Se hizo un silencio repentino en el despacho, roto solo por el sonido de un pájaro que trinaba en el jardín, y por la conversación de dos jardineros que estaban discutiendo acerca del tipo de estiércol que sería mejor para las rosas. Gale se levantó para cerrar el ventanal que había junto a la mesa y luego se dirigió a una mesita redonda que estaba detrás de ellos, en un rincón de la habitación, donde siempre tenía un botellón de whisky y algunos vasos. Ya que era su principal negocio, en su casa nunca faltaba el licor que él fabricaba.

—¿Queréis algo para beber? Yo necesito una copa.

—A mí también me vendría bien un trago —las palabras de Dagger Byrne, que solía ser el más tranquilo, sorprendieron a todos—. Yo conocía a la familia, ¿están seguros de que los asesinos eran vampiros? —Gale contestó con voz deliberadamente monótona:

—Los cuerpos estaban secos —era la dura expresión que utilizaban entre ellos para no tener que explicar que les habían chupado toda la sangre.

—¿El de la niña también?

—Sí —después de su concisa contestación, Gale escanció un poco de whisky a cada uno y se bebió su copa de golpe; luego, volvió a sentarse con gesto consternado y pensativo.
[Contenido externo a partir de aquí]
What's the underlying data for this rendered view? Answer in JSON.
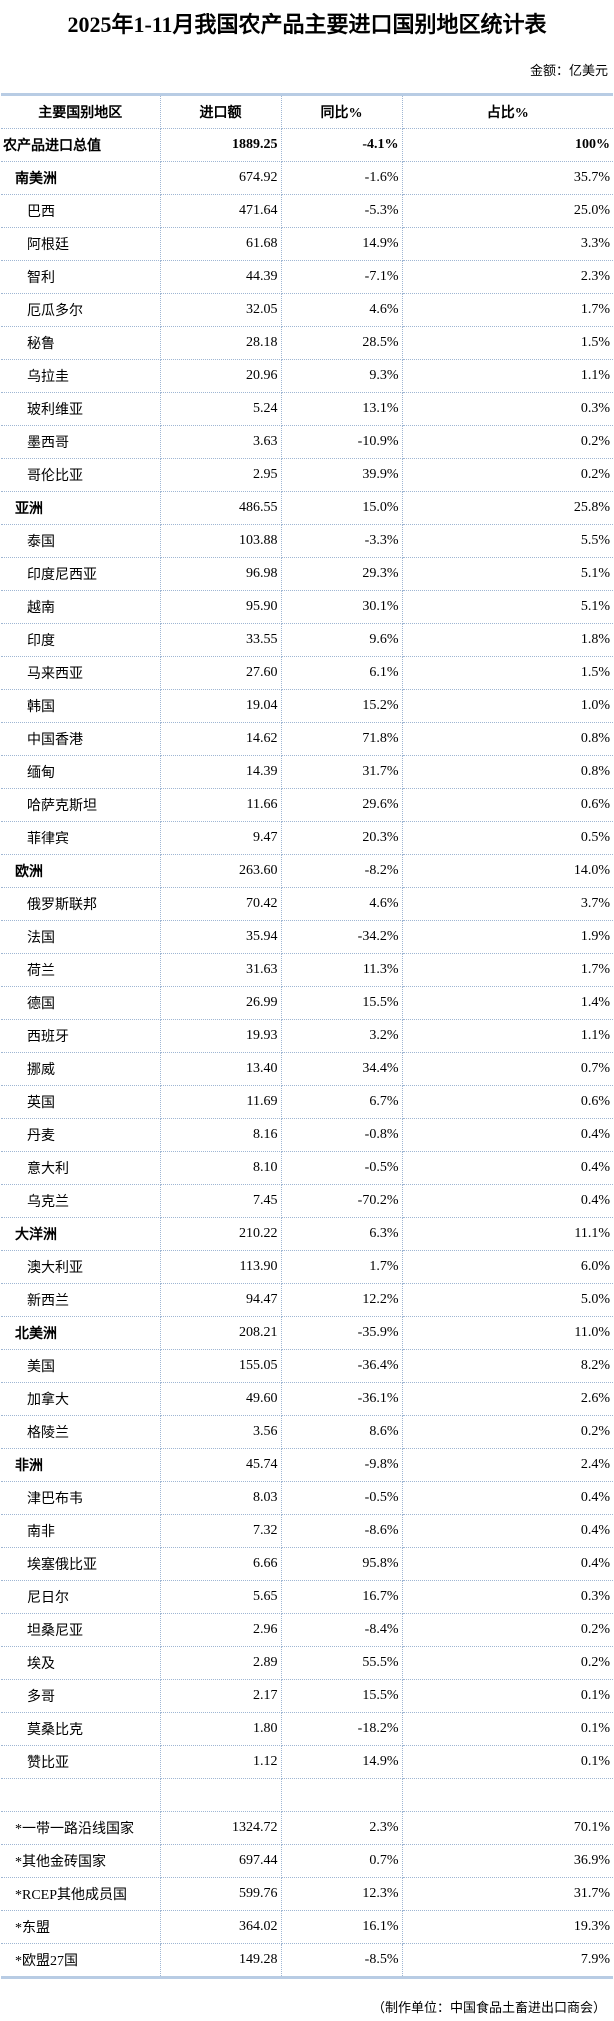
{
  "title": "2025年1-11月我国农产品主要进口国别地区统计表",
  "unit": "金额：亿美元",
  "columns": [
    "主要国别地区",
    "进口额",
    "同比%",
    "占比%"
  ],
  "rows": [
    {
      "type": "total",
      "name": "农产品进口总值",
      "value": "1889.25",
      "yoy": "-4.1%",
      "share": "100%"
    },
    {
      "type": "region",
      "name": "南美洲",
      "value": "674.92",
      "yoy": "-1.6%",
      "share": "35.7%"
    },
    {
      "type": "country",
      "name": "巴西",
      "value": "471.64",
      "yoy": "-5.3%",
      "share": "25.0%"
    },
    {
      "type": "country",
      "name": "阿根廷",
      "value": "61.68",
      "yoy": "14.9%",
      "share": "3.3%"
    },
    {
      "type": "country",
      "name": "智利",
      "value": "44.39",
      "yoy": "-7.1%",
      "share": "2.3%"
    },
    {
      "type": "country",
      "name": "厄瓜多尔",
      "value": "32.05",
      "yoy": "4.6%",
      "share": "1.7%"
    },
    {
      "type": "country",
      "name": "秘鲁",
      "value": "28.18",
      "yoy": "28.5%",
      "share": "1.5%"
    },
    {
      "type": "country",
      "name": "乌拉圭",
      "value": "20.96",
      "yoy": "9.3%",
      "share": "1.1%"
    },
    {
      "type": "country",
      "name": "玻利维亚",
      "value": "5.24",
      "yoy": "13.1%",
      "share": "0.3%"
    },
    {
      "type": "country",
      "name": "墨西哥",
      "value": "3.63",
      "yoy": "-10.9%",
      "share": "0.2%"
    },
    {
      "type": "country",
      "name": "哥伦比亚",
      "value": "2.95",
      "yoy": "39.9%",
      "share": "0.2%"
    },
    {
      "type": "region",
      "name": "亚洲",
      "value": "486.55",
      "yoy": "15.0%",
      "share": "25.8%"
    },
    {
      "type": "country",
      "name": "泰国",
      "value": "103.88",
      "yoy": "-3.3%",
      "share": "5.5%"
    },
    {
      "type": "country",
      "name": "印度尼西亚",
      "value": "96.98",
      "yoy": "29.3%",
      "share": "5.1%"
    },
    {
      "type": "country",
      "name": "越南",
      "value": "95.90",
      "yoy": "30.1%",
      "share": "5.1%"
    },
    {
      "type": "country",
      "name": "印度",
      "value": "33.55",
      "yoy": "9.6%",
      "share": "1.8%"
    },
    {
      "type": "country",
      "name": "马来西亚",
      "value": "27.60",
      "yoy": "6.1%",
      "share": "1.5%"
    },
    {
      "type": "country",
      "name": "韩国",
      "value": "19.04",
      "yoy": "15.2%",
      "share": "1.0%"
    },
    {
      "type": "country",
      "name": "中国香港",
      "value": "14.62",
      "yoy": "71.8%",
      "share": "0.8%"
    },
    {
      "type": "country",
      "name": "缅甸",
      "value": "14.39",
      "yoy": "31.7%",
      "share": "0.8%"
    },
    {
      "type": "country",
      "name": "哈萨克斯坦",
      "value": "11.66",
      "yoy": "29.6%",
      "share": "0.6%"
    },
    {
      "type": "country",
      "name": "菲律宾",
      "value": "9.47",
      "yoy": "20.3%",
      "share": "0.5%"
    },
    {
      "type": "region",
      "name": "欧洲",
      "value": "263.60",
      "yoy": "-8.2%",
      "share": "14.0%"
    },
    {
      "type": "country",
      "name": "俄罗斯联邦",
      "value": "70.42",
      "yoy": "4.6%",
      "share": "3.7%"
    },
    {
      "type": "country",
      "name": "法国",
      "value": "35.94",
      "yoy": "-34.2%",
      "share": "1.9%"
    },
    {
      "type": "country",
      "name": "荷兰",
      "value": "31.63",
      "yoy": "11.3%",
      "share": "1.7%"
    },
    {
      "type": "country",
      "name": "德国",
      "value": "26.99",
      "yoy": "15.5%",
      "share": "1.4%"
    },
    {
      "type": "country",
      "name": "西班牙",
      "value": "19.93",
      "yoy": "3.2%",
      "share": "1.1%"
    },
    {
      "type": "country",
      "name": "挪威",
      "value": "13.40",
      "yoy": "34.4%",
      "share": "0.7%"
    },
    {
      "type": "country",
      "name": "英国",
      "value": "11.69",
      "yoy": "6.7%",
      "share": "0.6%"
    },
    {
      "type": "country",
      "name": "丹麦",
      "value": "8.16",
      "yoy": "-0.8%",
      "share": "0.4%"
    },
    {
      "type": "country",
      "name": "意大利",
      "value": "8.10",
      "yoy": "-0.5%",
      "share": "0.4%"
    },
    {
      "type": "country",
      "name": "乌克兰",
      "value": "7.45",
      "yoy": "-70.2%",
      "share": "0.4%"
    },
    {
      "type": "region",
      "name": "大洋洲",
      "value": "210.22",
      "yoy": "6.3%",
      "share": "11.1%"
    },
    {
      "type": "country",
      "name": "澳大利亚",
      "value": "113.90",
      "yoy": "1.7%",
      "share": "6.0%"
    },
    {
      "type": "country",
      "name": "新西兰",
      "value": "94.47",
      "yoy": "12.2%",
      "share": "5.0%"
    },
    {
      "type": "region",
      "name": "北美洲",
      "value": "208.21",
      "yoy": "-35.9%",
      "share": "11.0%"
    },
    {
      "type": "country",
      "name": "美国",
      "value": "155.05",
      "yoy": "-36.4%",
      "share": "8.2%"
    },
    {
      "type": "country",
      "name": "加拿大",
      "value": "49.60",
      "yoy": "-36.1%",
      "share": "2.6%"
    },
    {
      "type": "country",
      "name": "格陵兰",
      "value": "3.56",
      "yoy": "8.6%",
      "share": "0.2%"
    },
    {
      "type": "region",
      "name": "非洲",
      "value": "45.74",
      "yoy": "-9.8%",
      "share": "2.4%"
    },
    {
      "type": "country",
      "name": "津巴布韦",
      "value": "8.03",
      "yoy": "-0.5%",
      "share": "0.4%"
    },
    {
      "type": "country",
      "name": "南非",
      "value": "7.32",
      "yoy": "-8.6%",
      "share": "0.4%"
    },
    {
      "type": "country",
      "name": "埃塞俄比亚",
      "value": "6.66",
      "yoy": "95.8%",
      "share": "0.4%"
    },
    {
      "type": "country",
      "name": "尼日尔",
      "value": "5.65",
      "yoy": "16.7%",
      "share": "0.3%"
    },
    {
      "type": "country",
      "name": "坦桑尼亚",
      "value": "2.96",
      "yoy": "-8.4%",
      "share": "0.2%"
    },
    {
      "type": "country",
      "name": "埃及",
      "value": "2.89",
      "yoy": "55.5%",
      "share": "0.2%"
    },
    {
      "type": "country",
      "name": "多哥",
      "value": "2.17",
      "yoy": "15.5%",
      "share": "0.1%"
    },
    {
      "type": "country",
      "name": "莫桑比克",
      "value": "1.80",
      "yoy": "-18.2%",
      "share": "0.1%"
    },
    {
      "type": "country",
      "name": "赞比亚",
      "value": "1.12",
      "yoy": "14.9%",
      "share": "0.1%"
    },
    {
      "type": "blank",
      "name": "",
      "value": "",
      "yoy": "",
      "share": ""
    },
    {
      "type": "group",
      "name": "*一带一路沿线国家",
      "value": "1324.72",
      "yoy": "2.3%",
      "share": "70.1%"
    },
    {
      "type": "group",
      "name": "*其他金砖国家",
      "value": "697.44",
      "yoy": "0.7%",
      "share": "36.9%"
    },
    {
      "type": "group",
      "name": "*RCEP其他成员国",
      "value": "599.76",
      "yoy": "12.3%",
      "share": "31.7%"
    },
    {
      "type": "group",
      "name": "*东盟",
      "value": "364.02",
      "yoy": "16.1%",
      "share": "19.3%"
    },
    {
      "type": "group",
      "name": "*欧盟27国",
      "value": "149.28",
      "yoy": "-8.5%",
      "share": "7.9%"
    }
  ],
  "footer": "（制作单位：中国食品土畜进出口商会）",
  "colors": {
    "border": "#b8cce4",
    "gridline": "#9fb6d3"
  }
}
Dagger sintió la necesidad de explicarse:

—Un sobrino de Annabelle, la mujer de Wilson Cox, está en mi antiguo regimiento y necesitaban un favor. —Sacudió la mano para que no le dieran importancia—. El chico había hecho una idiotez una noche que llevaba una copa de más e iba a pasarse meses en un calabozo, a menos que alguien hablara por él ante su sargento.

—Ahora vas a tener que contarnos qué hizo ese muchacho. —Dagger sonrió, distraído, sin contestar; él mejor que nadie conocía la curiosidad de Niall, pero Gale los interrumpió; sabía que podían tirarse horas así, una vez que habían empezado.

—Señores, centrémonos. Esto es muy serio.

—Desde luego, yo pensaba que nos habías llamado para hablar sobre el club Enigma y la búsqueda de los Eruditos…, todo esto me ha sorprendido mucho. ¿Por eso no está aquí Cian Connolly? —Gale miró a Mackenna con los ojos entrecerrados, intuyendo que tenía algún motivo importante para querer ver a Cian.

—No, Cian dijo que tenía algo muy importante que hacer, pero que le comunicáramos si necesitamos algo de él. —James sonrió, decidido. Gracias a su periódico era el que mejor informado estaba de todo el grupo.

—¿Eso que tiene que hacer tan importante no tendrá algo que ver con la sobrina de Killian? Creo que es una jovencita encantadora… —Las risitas y carraspeos que se oyeron pusieron de los nervios a Gale, que se puso furioso.

—¡Ya está bien!, ¡estamos hablando del asesinato de un matrimonio joven y de su hija, una niña de doce años! —Se inclinó hacia delante en la silla, su melena rubia se encrespó y sus ojos negros se volvieron rojizos a causa de la cólera; además, sus colmillos pugnaban por salir de sus fundas, pero se calmó al ver el repentino arrepentimiento en la cara de Mackenna.

—Perdona, Gale. Eso ha estado totalmente fuera de lugar, pero ya sabes… —Gale colocó frente a él la palma de su mano derecha para que no siguiera. Sabía que esa era la manera que tenía su amigo de hacer frente a las malas noticias.

—Sí, lo sé, olvídalo. Olvidémoslo todos y volvamos al tema. ¿Qué se os ocurre que podemos hacer? No sé cuánto tardará en volver Killian, ni siquiera sé si lo hará pronto y en una situación como esta no podemos estar sin magistrado. En cuanto a La Brigada, Fenton dice que él puede hacerse cargo de todo, hasta que vuelva.

El mismo Mackenna fue el que les dio la solución:

—Llamemos a Kirby Richards. Por lo que he oído es tan competente como Killian, como magistrado de la zona sur y, además, es un buen amigo suyo. Estoy seguro de que nos ayudará —Gale asintió, después de pensarlo durante unos segundos.

—Por mí está bien, ¿qué opináis? —Los demás estuvieron de acuerdo—. No lo conozco, pero le escribiré en cuanto terminemos, aunque es posible que ponga algún problema. He oído que es algo excéntrico. —Burke rio por lo bajo al escucharlo y le contestó:

—Sí que lo es, te lo aseguro. Si os parece bien, yo iré a hablar con él. Somos amigos desde hace décadas.

—Claro, gracias. ¿Cuándo irás?

—En cuanto terminemos, saldré hacia a su casa. Vive en Cork. —Gale suspiró, más tranquilo.

—De acuerdo, pues si ninguno tiene nada que añadir… —Al ver que nadie decía nada, Gale dio por terminada la reunión y poco después se quedó solo en el despacho, sintiendo un extraño cosquilleo en la nuca.